Malta poi, quando arrivano i barconi, li dirotta verso l’Italia. La piccola isola europea, istigata dai turchi, sta mettendo i bastoni fra le ruote alla già poco utile missione Irini bloccando la nomina del comandante in mare, che dovrebbe essere un greco. Ufficialmente i maltesi vogliono più aiuti per fronteggiare gli sbarchi dei migranti. L’operazione aeronavale Ue deve garantire l’embargo delle armi sotto il comando dell’ammiraglio italiano Fabio Agostini, dal quartier generale a Roma. A fine maggio poteva contare su una sola nave francese e due aeroplani a elica. A breve dovrebbero dare il cambio un’unità italiana e una greca.

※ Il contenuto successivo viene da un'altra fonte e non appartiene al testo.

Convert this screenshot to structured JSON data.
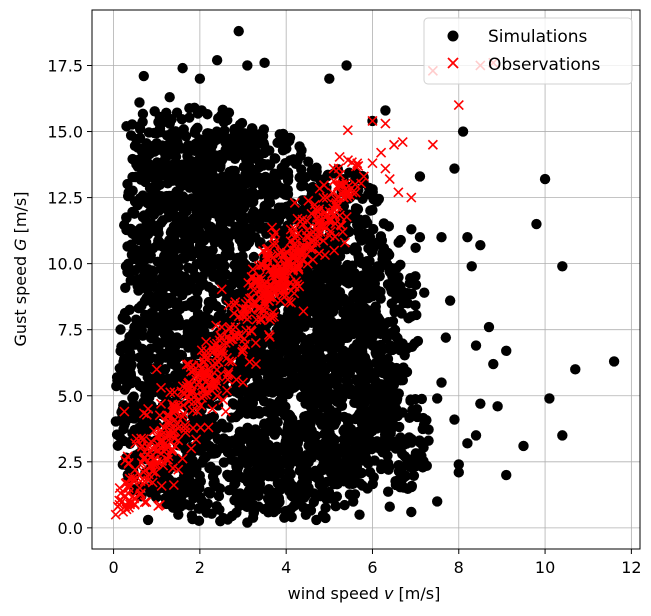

Per Fathi Bashaga, ministro dell’Interno di Tripoli, «la missione è illegale» perchè favorisce Haftar che riceve armi via terra dall’Egitto e con aerei da trasporto. Una fonte qualificata delle operazioni Ue rivela che Erdogan «tiene sotto schiaffo l’Europa su entrambi i fronti dei migranti. Via terra lungo la rotta balcanica e sul mare con la presenza in Libia. Sono i turchi ad aprire i rubinetti degli arrivi».